Laurent Gbagbo reste à la tête du PPA-CI en Côte d’Ivoire

Laurent Gbagbo reste à la tête du PPA-CI en Côte d’Ivoire
© Damien Glez

Malgré les spéculations sur son retrait de la vie politique, Laurent Gbagbo a finalement choisi de conserver la présidence du Parti des peuples africains-Côte d’Ivoire (PPA-CI), qu’il a officiellement dirigée lors du premier congrès ordinaire de la formation, les 14 et 15 mai derniers à Abidjan.

Son maintien à la tête du parti survient après une période de forte tension interne, marquée par des divisions et des candidatures dissidentes, notamment celle d’Alassane Ouattara, qui a poursuivi sa carrière politique au-delà des attentes initiales. Face à la pression d’un électorat en quête de stabilité, Laurent Gbagbo a accepté de rester en première ligne, officiellement pour répondre à une « ferveur populaire » exigeant sa présence.
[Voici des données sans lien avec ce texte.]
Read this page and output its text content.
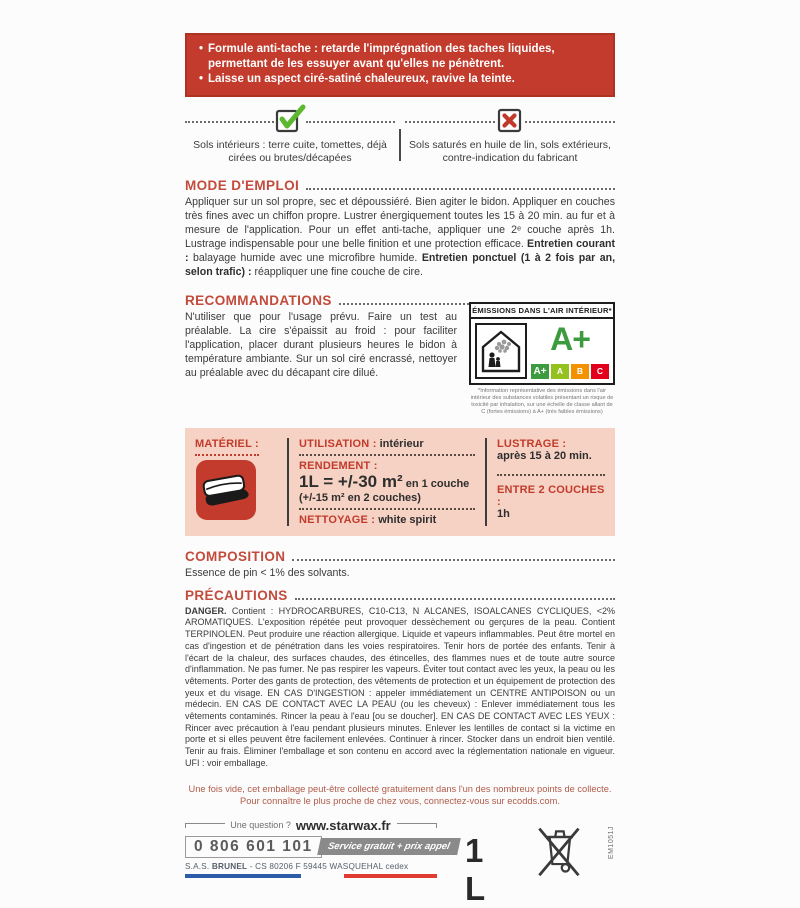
• Formule anti-tache : retarde l'imprégnation des taches liquides, permettant de les essuyer avant qu'elles ne pénètrent.
• Laisse un aspect ciré-satiné chaleureux, ravive la teinte.
Sols intérieurs : terre cuite, tomettes, déjà cirées ou brutes/décapées
Sols saturés en huile de lin, sols extérieurs, contre-indication du fabricant
MODE D'EMPLOI
Appliquer sur un sol propre, sec et dépoussiéré. Bien agiter le bidon. Appliquer en couches très fines avec un chiffon propre. Lustrer énergiquement toutes les 15 à 20 min. au fur et à mesure de l'application. Pour un effet anti-tache, appliquer une 2ᵉ couche après 1h. Lustrage indispensable pour une belle finition et une protection efficace. Entretien courant : balayage humide avec une microfibre humide. Entretien ponctuel (1 à 2 fois par an, selon trafic) : réappliquer une fine couche de cire.
RECOMMANDATIONS
N'utiliser que pour l'usage prévu. Faire un test au préalable. La cire s'épaissit au froid : pour faciliter l'application, placer durant plusieurs heures le bidon à température ambiante. Sur un sol ciré encrassé, nettoyer au préalable avec du décapant cire dilué.
ÉMISSIONS DANS L'AIR INTÉRIEUR*
A+
A+	A	B	C
*Information représentative des émissions dans l'air intérieur des substances volatiles présentant un risque de toxicité par inhalation, sur une échelle de classe allant de C (fortes émissions) à A+ (très faibles émissions)
MATÉRIEL :	UTILISATION : intérieur
RENDEMENT :
1L = +/-30 m² en 1 couche
(+/-15 m² en 2 couches)
NETTOYAGE : white spirit
LUSTRAGE :
après 15 à 20 min.
ENTRE 2 COUCHES :
1h
COMPOSITION
Essence de pin < 1% des solvants.
PRÉCAUTIONS
DANGER. Contient : HYDROCARBURES, C10-C13, N ALCANES, ISOALCANES CYCLIQUES, <2% AROMATIQUES. L'exposition répétée peut provoquer dessèchement ou gerçures de la peau. Contient TERPINOLEN. Peut produire une réaction allergique. Liquide et vapeurs inflammables. Peut être mortel en cas d'ingestion et de pénétration dans les voies respiratoires. Tenir hors de portée des enfants. Tenir à l'écart de la chaleur, des surfaces chaudes, des étincelles, des flammes nues et de toute autre source d'inflammation. Ne pas fumer. Ne pas respirer les vapeurs. Éviter tout contact avec les yeux, la peau ou les vêtements. Porter des gants de protection, des vêtements de protection et un équipement de protection des yeux et du visage. EN CAS D'INGESTION : appeler immédiatement un CENTRE ANTIPOISON ou un médecin. EN CAS DE CONTACT AVEC LA PEAU (ou les cheveux) : Enlever immédiatement tous les vêtements contaminés. Rincer la peau à l'eau [ou se doucher]. EN CAS DE CONTACT AVEC LES YEUX : Rincer avec précaution à l'eau pendant plusieurs minutes. Enlever les lentilles de contact si la victime en porte et si elles peuvent être facilement enlevées. Continuer à rincer. Stocker dans un endroit bien ventilé. Tenir au frais. Éliminer l'emballage et son contenu en accord avec la réglementation nationale en vigueur. UFI : voir emballage.
Une fois vide, cet emballage peut-être collecté gratuitement dans l'un des nombreux points de collecte.
Pour connaître le plus proche de chez vous, connectez-vous sur ecodds.com.
Une question ? www.starwax.fr
0 806 601 101	Service gratuit + prix appel
S.A.S. BRUNEL - CS 80206 F 59445 WASQUEHAL cedex	1 L
EM1051J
Une reconduction symbolique malgré les défis

C’est lors du congrès organisé au Palais de la culture de Treichville que le fondateur du PPA-CI a été reconduit par acclamation, en son absence, à la tête du parti. Cette décision, qui mêle continuité et volonté de redynamisation, intervient alors que le PPA-CI n’a participé ni à la présidentielle de 2025 ni aux législatives récentes. Un paradoxe qui interroge sur la stratégie future de la formation politique.

Purge et réorganisation interne

Derrière l’image d’unité affichée par les 3 000 congressistes, le parti a dû gérer des fractures profondes. Plusieurs figures dissidentes, dont l’ancien vice-président exécutif Ahoua Don Mello, avaient tenté une candidature isolée à la présidentielle d’octobre, sans succès. La réponse du comité central a été ferme : trois militants ont été exclus, tandis que 62 autres, dont le maire de Lakota Prince Arthur Dalli et le député indépendant Stéphane Kipré, ont été suspendus pour une durée allant de trois à dix-huit mois. Parmi eux figure également le professeur Georges Armand Ouégnin.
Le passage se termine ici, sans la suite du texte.